Pseudocodes Enhance LLMs, Ridiculously Simple GPT-4 Bypass, Tech Giants Lose Money on AI, & Build Your AI Document Whisperer
Psuedocodes increase LLM accuracy, GPT-4 has a huge blind spot, tech giants are racking up losses with their AI offerings, and a project for building your own web app that speaks to PDFs
Pseudocodes Propel LLMs to New Heights
Inspired by Eric Elliott’s pseudocode presentation at this week’s Prompt Engineering Conference, researchers at IBM published a white paper earlier this year showing the efficacy of pseudo-code prompts in enhancing the performance of pre-trained language models.
By creating a unique dataset of pseudo-code prompts and comparing them against natural language equivalents, researchers observed a substantial performance leap in models like BLOOM and CodeGen.
They also found that adding code comments and doscstrings improve performance on top of pseudo-codes.
This white paper was the first that demonstrated how pseudo-code prompts can improve large language model performance, and Eric Elliott’s presentation took it to new levels this week. Keep an eye on the Prompt Engineering Conference’s YouTube channel for the recording.
GPT-4's Flaw: Low-Resource Languages Bypass AI Safety Measures
A team from Brown University uncovered a significant flaw in GPT-4's safety protocols, demonstrating that the system's safeguards can be bypassed using low-resource languages—those for which the AI has undergone minimal or no safety training. Their diagram shows just how simple this workaround is.
The most effective languages were Zulu and Scots Gaelic, their full list and efficacy is below. Simply use a translation API, or Google Translate for ChatGPT, and you’ll have a 79% success rate of bypassing OpenAI’s guard rails.
Tech Giants Navigate the High Costs of Cutting-Edge AI
Big Tech is grappling with the high costs and complex economics of cutting-edge artificial intelligence (AI). Companies like Microsoft, Google, and Adobe are pioneering generative AI tools, which, while innovative, are proving costly due to their intensive computational requirements.
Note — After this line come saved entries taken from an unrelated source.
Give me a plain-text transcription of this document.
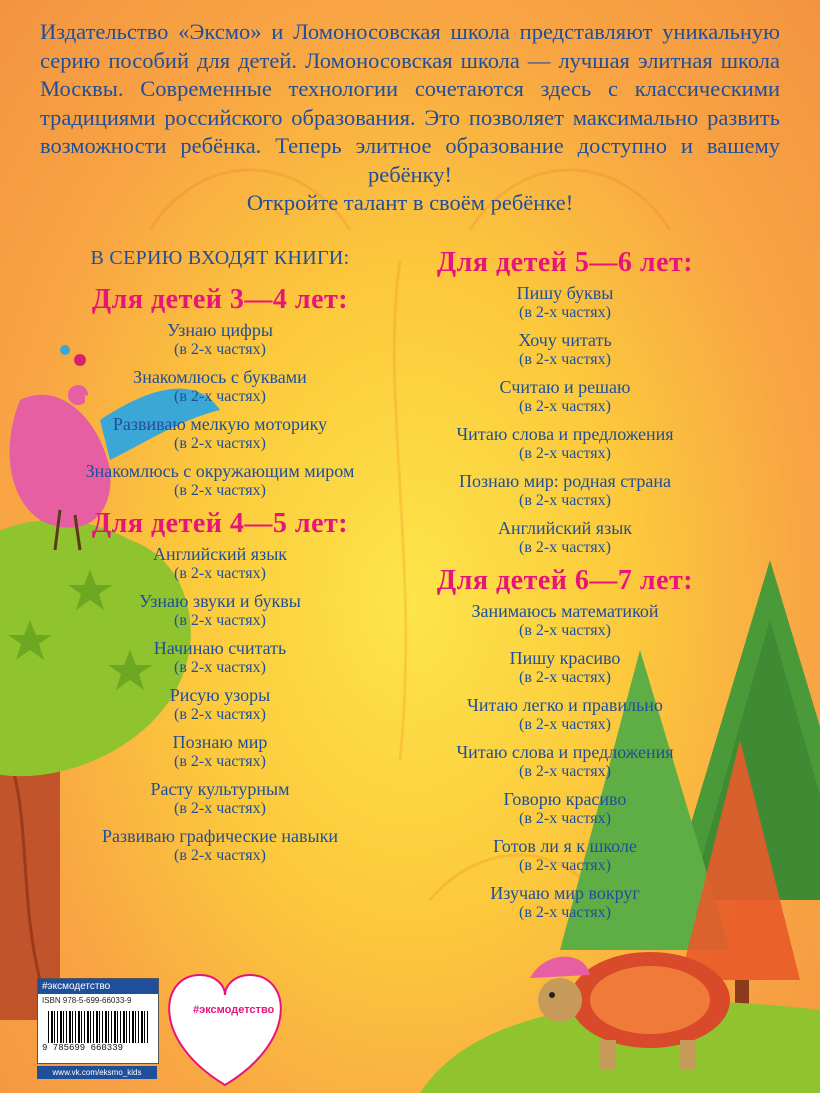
Издательство «Эксмо» и Ломоносовская школа представляют уникальную серию пособий для детей. Ломоносовская школа — лучшая элитная школа Москвы. Современные технологии сочетаются здесь с классическими традициями российского образования. Это позволяет максимально развить возможности ребёнка. Теперь элитное образование доступно и вашему ребёнку!

Откройте талант в своём ребёнке!

В СЕРИЮ ВХОДЯТ КНИГИ:
Для детей 3—4 лет:
Узнаю цифры
(в 2-х частях)
Знакомлюсь с буквами
(в 2-х частях)
Развиваю мелкую моторику
(в 2-х частях)
Знакомлюсь с окружающим миром
(в 2-х частях)
Для детей 4—5 лет:
Английский язык
(в 2-х частях)
Узнаю звуки и буквы
(в 2-х частях)
Начинаю считать
(в 2-х частях)
Рисую узоры
(в 2-х частях)
Познаю мир
(в 2-х частях)
Расту культурным
(в 2-х частях)
Развиваю графические навыки
(в 2-х частях)
Для детей 5—6 лет:
Пишу буквы
(в 2-х частях)
Хочу читать
(в 2-х частях)
Считаю и решаю
(в 2-х частях)
Читаю слова и предложения
(в 2-х частях)
Познаю мир: родная страна
(в 2-х частях)
Английский язык
(в 2-х частях)
Для детей 6—7 лет:
Занимаюсь математикой
(в 2-х частях)
Пишу красиво
(в 2-х частях)
Читаю легко и правильно
(в 2-х частях)
Читаю слова и предложения
(в 2-х частях)
Говорю красиво
(в 2-х частях)
Готов ли я к школе
(в 2-х частях)
Изучаю мир вокруг
(в 2-х частях)
#эксмодетство
ISBN 978-5-699-66033-9
9 785699 660339
www.vk.com/eksmo_kids
#эксмодетство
Microsoft's GitHub Copilot, which costs $20 per user per month, is averaging a $20 loss per user per month.
Given the losses, you might wonder why consumption pricing isn’t being used, which is how newer tech like Snowflake & Twilio price.
Perhaps their buyers already pay per seat out of habit, and big tech would rather remove the friction so they can prevent competitors from getting a foothold. If they can’t lower the operating costs, big tech can always change the pricing after they win the market.
Speak to Your PDFs: A Guide for Creating an App Using LLMs
Technologist Damian Gil shared a project that allows users to create a web app that interacts with and poses questions directly to PDFs, TXTs, and web pages. The key technologies used for this are LangChain, Hugging Face, Streamlit, and Python.
Designed with a user-friendly interface, it doesn't require much technical expertise, making document interrogation accessible to professionals in various fields. His detailed guide includes direct access to the necessary code for anybody who would like to build this themselves.